En Data Quality, la confiance aveugle en de belles solutions numériques est une martingale qui a le même ennemi que celles des jeux de hasard : l’infini.

…Loin d’être belle

Reprenons l’exemple des notes prises dans un champ d’adresse mail. Sans aller rencontrer l’utilisateur, ce problème est impossible à expliquer/comprendre. Assis à son bureau, cependant, la raison devient limpide. Verbatim : “c’est plus pratique, ce champ-là, dès que je ne saisis pas une adresse mail, ça s’affiche en gros en rouge et ainsi mes notes sautent aux yeux”. La validation du format de données tant recommandée a eu ici l’effet inverse !

Une autre de mes missions m’a confronté à un souci de complétude des données pour lequel notre analyse des causes racines a soulevé une problématique tout aussi humaine : dans ce contexte et pour ce métier, j’ai découvert que les utilisateurs des tablettes de saisie ne savaient souvent pas lire. Encore une fois, quelle solution technique peut résoudre seule cette situation ? Un bon niveau de Data Quality ne s’atteint donc pas sans se confronter à l’humain, et ne se maintient pas sans changer l’organisation. Cette transformation est loin d’être évidente, facile ou systémique. Elle se confronte au métier, à l’enchaînement tangible des tâches. Une activité de Data Quality réussie s’intéresse au réel avant de s’intéresser aux systèmes.

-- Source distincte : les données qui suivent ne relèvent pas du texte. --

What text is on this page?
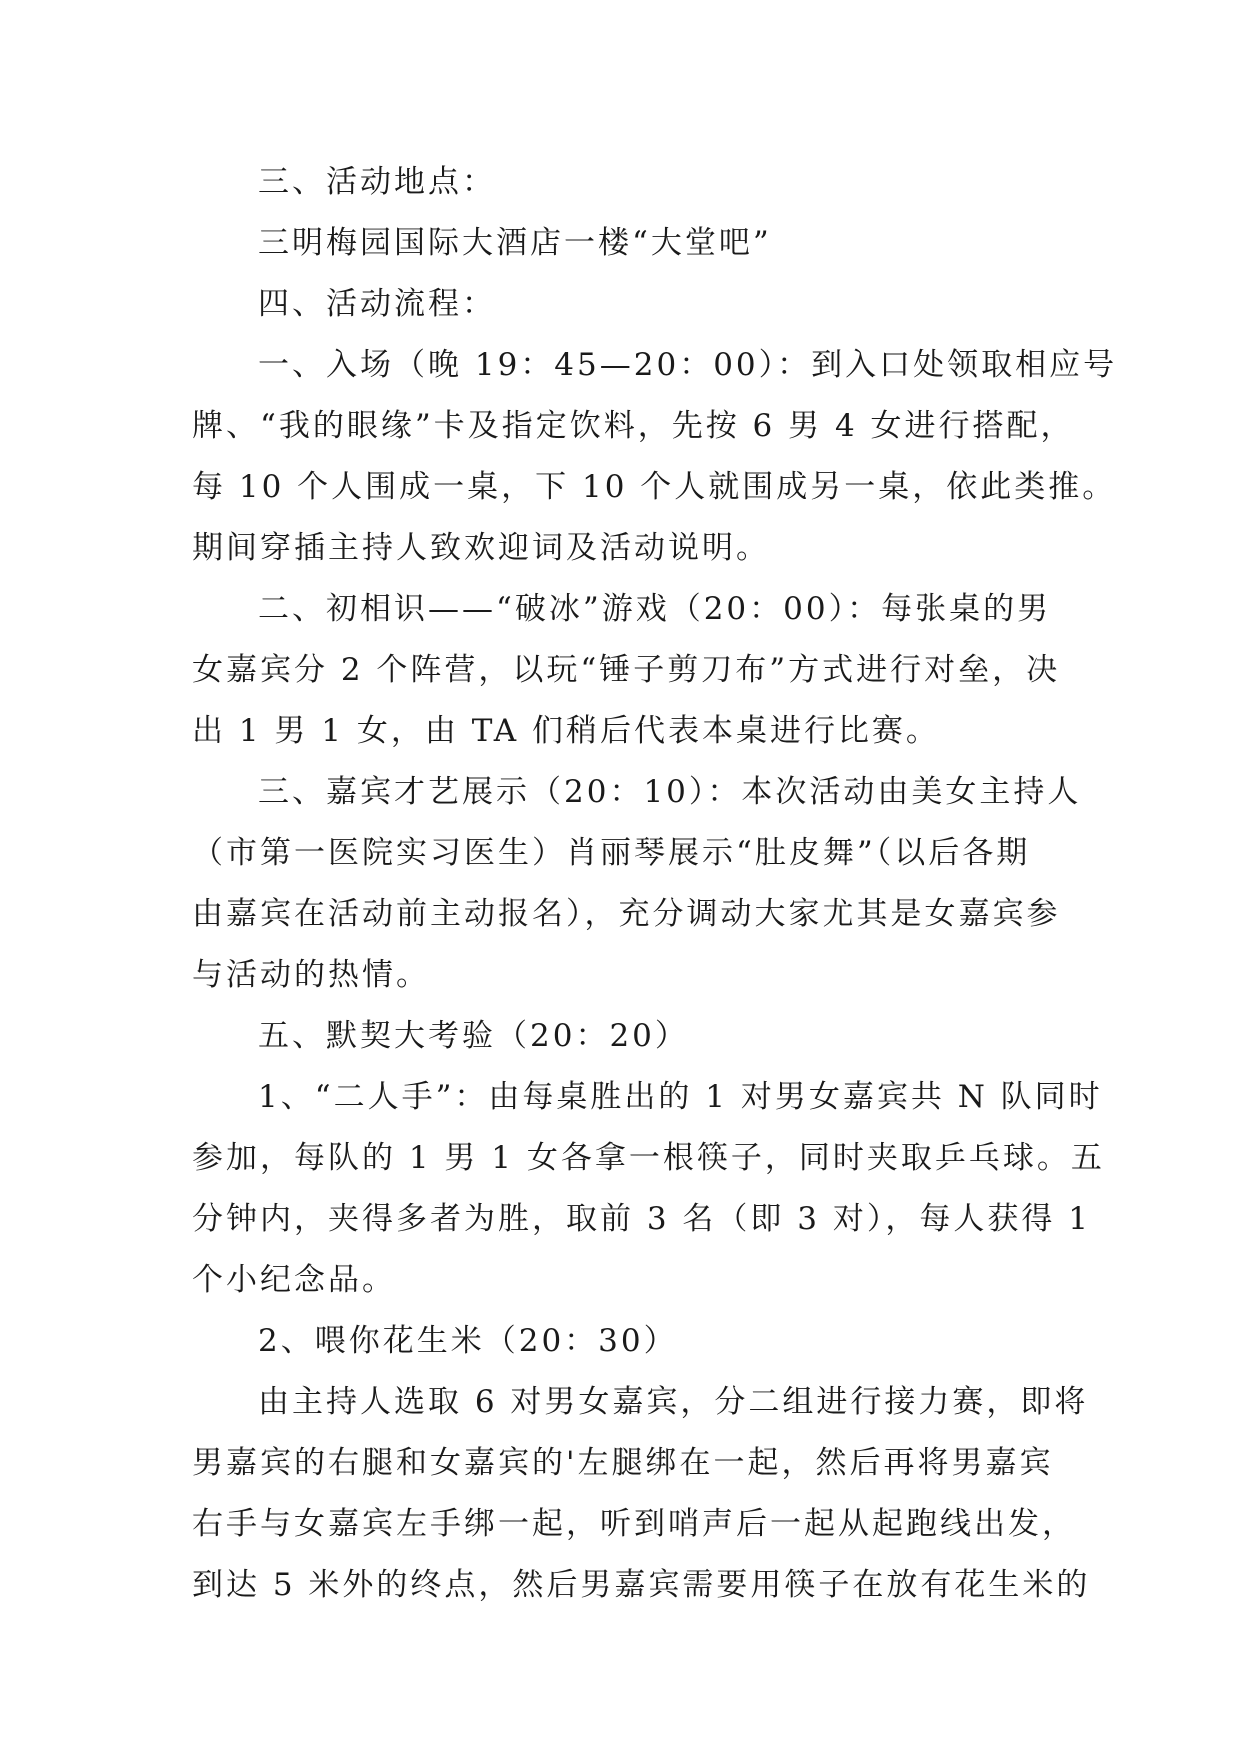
三、活动地点：
三明梅园国际大酒店一楼“大堂吧”
四、活动流程：
一、入场（晚 19：45—20：00）：到入口处领取相应号
牌、“我的眼缘”卡及指定饮料，先按 6 男 4 女进行搭配，
每 10 个人围成一桌，下 10 个人就围成另一桌，依此类推。
期间穿插主持人致欢迎词及活动说明。
二、初相识——“破冰”游戏（20：00）：每张桌的男
女嘉宾分 2 个阵营，以玩“锤子剪刀布”方式进行对垒，决
出 1 男 1 女，由 TA 们稍后代表本桌进行比赛。
三、嘉宾才艺展示（20：10）：本次活动由美女主持人
（市第一医院实习医生）肖丽琴展示“肚皮舞”（以后各期
由嘉宾在活动前主动报名），充分调动大家尤其是女嘉宾参
与活动的热情。
五、默契大考验（20：20）
1、“二人手”：由每桌胜出的 1 对男女嘉宾共 N 队同时
参加，每队的 1 男 1 女各拿一根筷子，同时夹取乒乓球。五
分钟内，夹得多者为胜，取前 3 名（即 3 对），每人获得 1
个小纪念品。
2、喂你花生米（20：30）
由主持人选取 6 对男女嘉宾，分二组进行接力赛，即将
男嘉宾的右腿和女嘉宾的'左腿绑在一起，然后再将男嘉宾
右手与女嘉宾左手绑一起，听到哨声后一起从起跑线出发，
到达 5 米外的终点，然后男嘉宾需要用筷子在放有花生米的
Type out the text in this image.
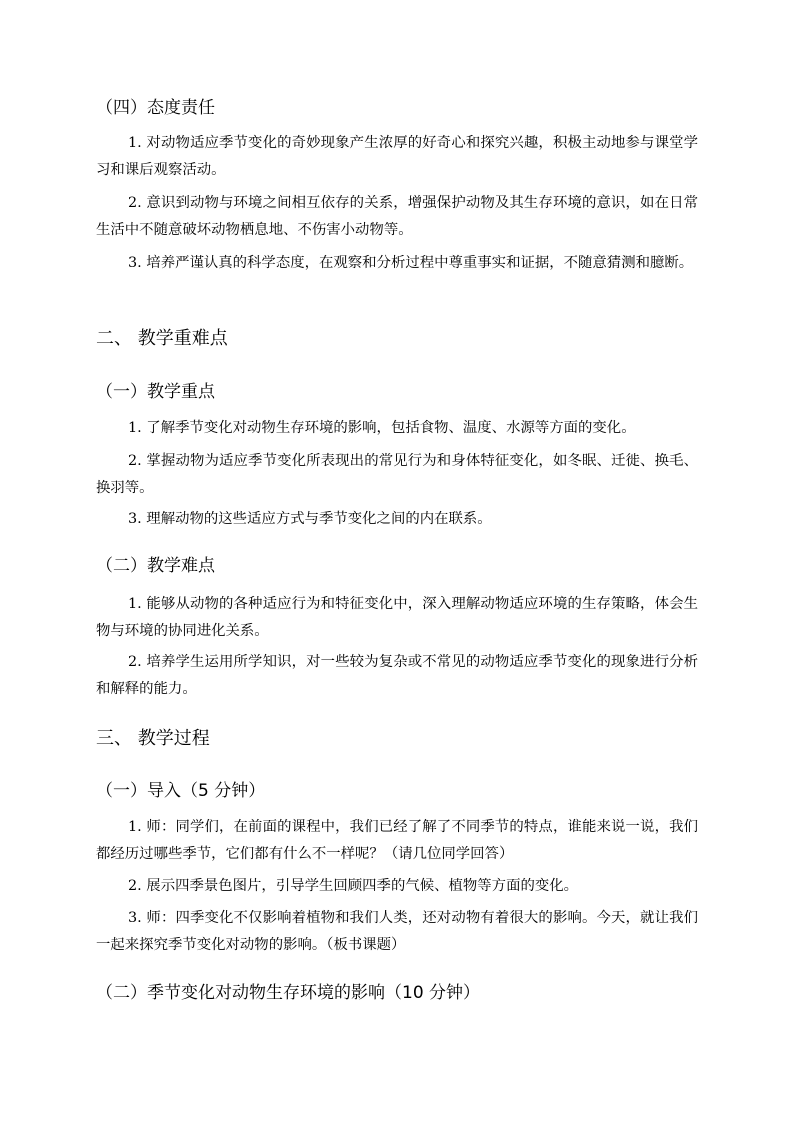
（四）态度责任

1. 对动物适应季节变化的奇妙现象产生浓厚的好奇心和探究兴趣，积极主动地参与课堂学习和课后观察活动。

2. 意识到动物与环境之间相互依存的关系，增强保护动物及其生存环境的意识，如在日常生活中不随意破坏动物栖息地、不伤害小动物等。

3. 培养严谨认真的科学态度，在观察和分析过程中尊重事实和证据，不随意猜测和臆断。

二、 教学重难点
（一）教学重点

1. 了解季节变化对动物生存环境的影响，包括食物、温度、水源等方面的变化。

2. 掌握动物为适应季节变化所表现出的常见行为和身体特征变化，如冬眠、迁徙、换毛、换羽等。

3. 理解动物的这些适应方式与季节变化之间的内在联系。

（二）教学难点

1. 能够从动物的各种适应行为和特征变化中，深入理解动物适应环境的生存策略，体会生物与环境的协同进化关系。

2. 培养学生运用所学知识，对一些较为复杂或不常见的动物适应季节变化的现象进行分析和解释的能力。

三、 教学过程
（一）导入（5 分钟）

1. 师：同学们，在前面的课程中，我们已经了解了不同季节的特点，谁能来说一说，我们都经历过哪些季节，它们都有什么不一样呢？（请几位同学回答）

2. 展示四季景色图片，引导学生回顾四季的气候、植物等方面的变化。

3. 师：四季变化不仅影响着植物和我们人类，还对动物有着很大的影响。今天，就让我们一起来探究季节变化对动物的影响。（板书课题）

（二）季节变化对动物生存环境的影响（10 分钟）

On ne résout pas ces problèmes de qualité avec un tableau de bord ou avec un automatisme seul, mais avec un accompagnement global, un changement en profondeur de l’organisation . Se libérer de la confortable étude quantitative et se plonger dans la complexe étude qualitative. On se doit de rencontrer les utilisateurs, faire de la saisie avec eux, et former, structurer, attribuer des rôles.

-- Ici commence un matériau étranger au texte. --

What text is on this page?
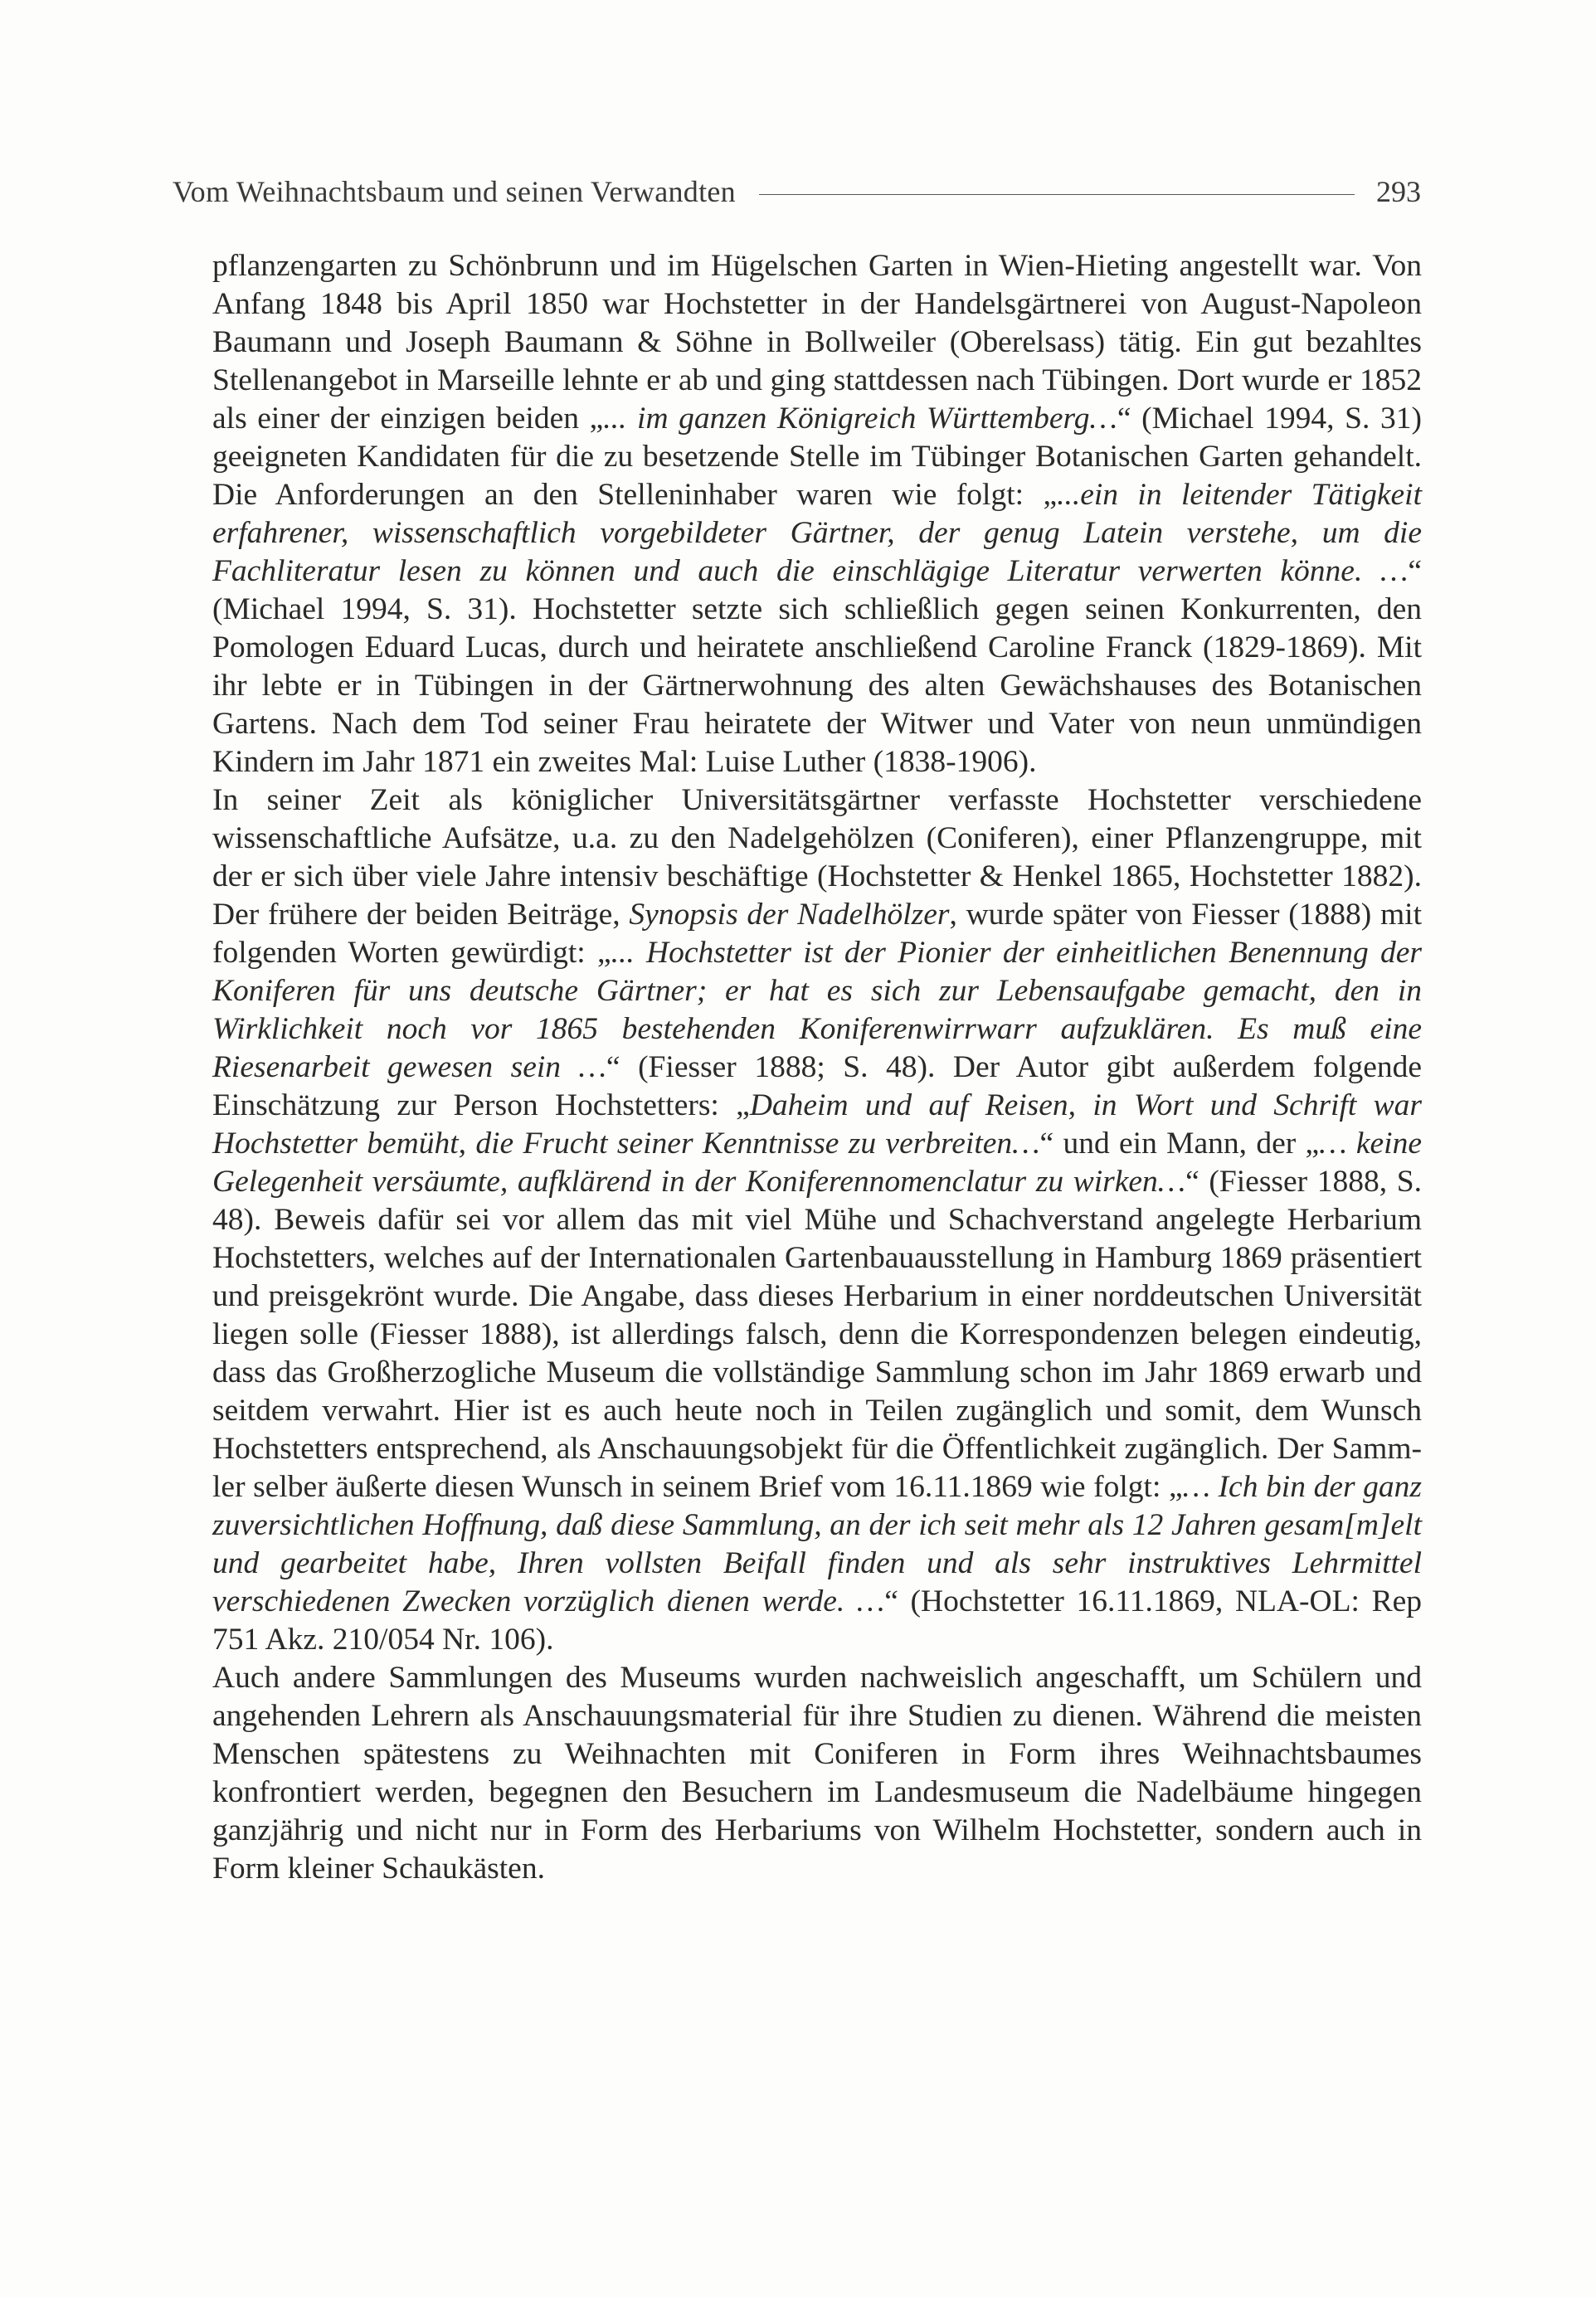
Vom Weihnachtsbaum und seinen Verwandten	293

pflanzengarten zu Schönbrunn und im Hügelschen Garten in Wien-Hieting angestellt war. Von Anfang 1848 bis April 1850 war Hochstetter in der Handelsgärtnerei von August-Napoleon Baumann und Joseph Baumann & Söhne in Bollweiler (Oberelsass) tätig. Ein gut bezahltes Stellenangebot in Marseille lehnte er ab und ging stattdessen nach Tübingen. Dort wurde er 1852 als einer der einzigen beiden „... im ganzen Königreich Württemberg…“ (Michael 1994, S. 31) geeigneten Kandidaten für die zu besetzende Stelle im Tübinger Botanischen Garten gehandelt. Die Anforderungen an den Stelleninhaber waren wie folgt: „...ein in leitender Tätigkeit erfahrener, wissenschaftlich vorgebildeter Gärtner, der genug Latein verstehe, um die Fachliteratur lesen zu können und auch die einschlägige Literatur verwerten könne. …“ (Michael 1994, S. 31). Hochstetter setzte sich schließlich gegen seinen Konkurrenten, den Pomologen Eduard Lucas, durch und heiratete anschließend Caroline Franck (1829-1869). Mit ihr lebte er in Tübingen in der Gärtnerwohnung des alten Gewächshauses des Botanischen Gartens. Nach dem Tod seiner Frau heiratete der Witwer und Vater von neun unmündigen Kindern im Jahr 1871 ein zweites Mal: Luise Luther (1838-1906).

In seiner Zeit als königlicher Universitätsgärtner verfasste Hochstetter verschiedene wissenschaftliche Aufsätze, u.a. zu den Nadelgehölzen (Coniferen), einer Pflanzengruppe, mit der er sich über viele Jahre intensiv beschäftige (Hochstetter & Henkel 1865, Hochstetter 1882). Der frühere der beiden Beiträge, Synopsis der Nadelhölzer, wurde später von Fiesser (1888) mit folgenden Worten gewürdigt: „... Hochstetter ist der Pionier der einheitlichen Benennung der Koniferen für uns deutsche Gärtner; er hat es sich zur Lebensaufgabe gemacht, den in Wirklichkeit noch vor 1865 bestehenden Koniferenwirrwarr aufzuklären. Es muß eine Riesenarbeit gewesen sein …“ (Fiesser 1888; S. 48). Der Autor gibt außerdem folgende Einschätzung zur Person Hochstetters: „Daheim und auf Reisen, in Wort und Schrift war Hochstetter bemüht, die Frucht seiner Kenntnisse zu verbreiten…“ und ein Mann, der „… keine Gelegenheit versäumte, aufklärend in der Koniferennomenclatur zu wirken…“ (Fiesser 1888, S. 48). Beweis dafür sei vor allem das mit viel Mühe und Schachverstand angelegte Herbarium Hochstetters, welches auf der Internationalen Gartenbauausstellung in Hamburg 1869 präsentiert und preisgekrönt wurde. Die Angabe, dass dieses Herbarium in einer norddeutschen Universität liegen solle (Fiesser 1888), ist allerdings falsch, denn die Korrespondenzen belegen eindeutig, dass das Großherzogliche Museum die vollständige Sammlung schon im Jahr 1869 erwarb und seitdem verwahrt. Hier ist es auch heute noch in Teilen zugänglich und somit, dem Wunsch Hochstetters entsprechend, als Anschauungsobjekt für die Öffentlichkeit zugänglich. Der Sammler selber äußerte diesen Wunsch in seinem Brief vom 16.11.1869 wie folgt: „… Ich bin der ganz zuversichtlichen Hoffnung, daß diese Sammlung, an der ich seit mehr als 12 Jahren gesam[m]elt und gearbeitet habe, Ihren vollsten Beifall finden und als sehr instruktives Lehrmittel verschiedenen Zwecken vorzüglich dienen werde. …“ (Hochstetter 16.11.1869, NLA-OL: Rep 751 Akz. 210/054 Nr. 106).

Auch andere Sammlungen des Museums wurden nachweislich angeschafft, um Schülern und angehenden Lehrern als Anschauungsmaterial für ihre Studien zu dienen. Während die meisten Menschen spätestens zu Weihnachten mit Coniferen in Form ihres Weihnachtsbaumes konfrontiert werden, begegnen den Besuchern im Landesmuseum die Nadelbäume hingegen ganzjährig und nicht nur in Form des Herbariums von Wilhelm Hochstetter, sondern auch in Form kleiner Schaukästen.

Le plus complet des systèmes est pour le moment encore à genoux devant la créativité des utilisateurs. Derrière le #NoRobots de Pramana, il y a cette envie de vous convaincre que la technique, le système, la machine seront toujours secondaires derrière la formation, l’utilisateur, l’organisation, leurs rôles. Penser aux problèmes de gouvernance, à l’acculturation des utilisateurs avant d’immédiatement initier une solution technique.

Alors, certes, parfois, l’erreur est technique. Saviez-vous par exemple qu’il existe au moins six symboles d’apostrophes différents, tous capables de briser une interface de données ? Sans vouloir se passer de l’aide énorme que nous apportent d’attrayantes solutions technologiques, nous entendons les laisser à leurs positions d’outils et non de fins en soi. Notre conviction est qu’une organisation, dans laquelle la gouvernance des données est humaine, aux rôles et responsabilités clairs et attribués, sera la plus efficace dans la résolution des problèmes de qualité .

Doser l’effort en fonction des gains attendus

Le contrepoint ? Tous les problèmes de qualité ne méritent pas d’être résolus. Notre instinct nous encourage à essayer d’apporter des solutions à tout problème, quel qu’il soit. Et c’est là le piège : doit-on céder au « quoi qu’il-en-coûte » ? La résolution du problème apporte-t-elle vraiment de la valeur au métier concerné ? Etait-ce le sujet prioritaire à résoudre ? Lorsque l’on parle de problèmes organisationnels et humains, il est nécessaire de bien mesurer la réponse à cette question, et de trouver l’équilibre entre nos attentes, et les besoins réels du métier que l’on sert.